— Вы меня поймали.
— О нет! Если бы я действительно захотела это сделать, то…
— Что?
Снова это дурацкое посасывание под ложечкой. Да кто она такая — Анна? И почему Кристиан никак не может приспособиться к ней, и почему ее доброжелательность и легкая сентиментальность пугают больше, чем откровенные насмешки? Потому что они несвойственны ей в принципе — ни доброжелательность, ни сентиментальность. Это такая игра, она сродни игре Кристиана в обладание самой прекрасной женщиной на свете. Захочет Анна — и вытащит откуда-то из своих глубин сентиментальность, обернутую в плексиглас. А не захочет… Лицо — каких тысячи, если не вглядываться пристально. К тому же чуть тронутое следами увядания. Заретушировать их — плевое дело, но Анна не разменивается на плевые дела. Об этом можно догадаться, если решишься-таки вглядеться в Анну пристально. Под определенным, лишенным сентиментальности углом. Тогда и проступят вещи, обычно спрятанные от посторонних глаз.

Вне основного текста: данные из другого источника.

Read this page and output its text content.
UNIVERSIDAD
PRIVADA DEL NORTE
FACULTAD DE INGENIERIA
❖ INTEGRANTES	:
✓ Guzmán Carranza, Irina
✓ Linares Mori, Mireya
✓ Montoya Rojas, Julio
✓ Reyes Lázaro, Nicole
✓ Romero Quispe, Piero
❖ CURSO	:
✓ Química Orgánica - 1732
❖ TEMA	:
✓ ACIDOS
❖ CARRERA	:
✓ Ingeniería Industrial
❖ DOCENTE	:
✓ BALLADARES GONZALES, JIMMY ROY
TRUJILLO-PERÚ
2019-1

У Анны хорошо натренированные губы, хорошо натренированные веки, да и подбородок пребывает в отличной спортивной форме. Все вместе и каждый по отдельности они могут выразить любую эмоцию. Или — наоборот — скрыть эмоцию, подменить ее другой, в зависимости от обстоятельств. И губы, и веки, и подбородок кажутся Кристиану разведчиками, работающими под прикрытием в чужой, враждебной стране. Они никогда не расслабляются, хотя и могут выглядеть расслабленными. Они всегда держат в уме массу сверхзадач для данного конкретного момента. В случае с Кристианом Анна играет роль случайной посетительницы бара, у которой выдался свободный часок, или день, или ничем не заполненный год, — так почему бы не провести его в обществе милого молодого человека?.. Выпить за его счет, поболтать и расстаться навсегда, не утруждая себя воспоминаниями?
Да нет же, нет! — Анна и есть случайная посетительница. Случайная знакомая. Она могла бы и не называть своего имени — и ничего в течении их беседы не изменилось бы. Никаких новых истин, требующих копирайта и ссылок на первоисточник, она не открыла.
— …Если бы я действительно захотела поймать тебя — ты не заметил бы этого. Или заметил бы позже, когда ничего уже нельзя изменить.
— Звучит как угроза. — Кристиан пытается улыбнуться. Наверняка со стороны его улыбка выглядит жалкой и вымученной. Настоящий инвалид, в спарринг-партнеры губам Анны его собственные губы не годятся.
— Я бы назвала это предупреждением. Не стоит рассказывать о сокровенных вещах первому встречному. Ведь неизвестно, кто окажется рядом в следующий раз.
— А… кто может оказаться?
— Не так важно. Люди не очень доброжелательны в сути своей. Кто-то взглянет косо, кто-то позавидует, кто-то посмеется… А человеческое счастье — штука весьма зыбкая и чувствительная к внешним факторам. К постороннему вмешательству, пусть и опосредованному. Мне пора, Шон. Приятно было с тобой поболтать.
— И вам удачи.
— Это лишнее. Удача и так на моей стороне. Всегда. И сегодня тоже. Сегодня, пожалуй, даже больше, чем когда-либо.
— У вас был хороший день?
— Хороший день. И хороший вечер — благодаря тебе. Ты меня развлек. Ты помог мне увидеть перспективу. А это редко кому удается.
— Все у вас будет хорошо, Анна. Вот увидите!
— Даже не сомневаюсь в этом.
После ухода Анны Кристиан еще полчаса сидит в баре, тупо глядя на опустевший стул. И стараясь прогнать мысли — одну мрачнее другой. Несмотря на прощальное «ты помог мне увидеть перспективу», ему кажется, что он повел себя неправильно. С самого начала. Или с того момента, как назвал себя Шоном. Или с того момента, как вынул фотографию. Решено: он прекращает все эксперименты по навязыванию окружающим своего липового счастья. Это нечестно — ни по отношению к Dasha, ни по отношению к его другу Шону, ни по отношению к самому себе. Ничего страшного не случилось, убеждает себя Кристиан. Никогда не поздно остановиться. Тем более что новая встреча с Анной исключена в принципе.
Он очень надеется, что Анна сделает то же самое, что намеревается сделать он: забыть об этом вечере. Забыть обо всех сказанных словах. Насчет Анны Кристиан даже не сомневается: в темно-рубиновой шали полно складок, в которых его дурацкий образ затеряется на веки вечные. Превратится в пыль. И если Анне придет в голову провести инспекцию складок — когда-нибудь, когда шаль в силу сезонных факторов отпадет за ненадобностью, — она просто сдует пыль, нимало не заморачиваясь ее происхождением.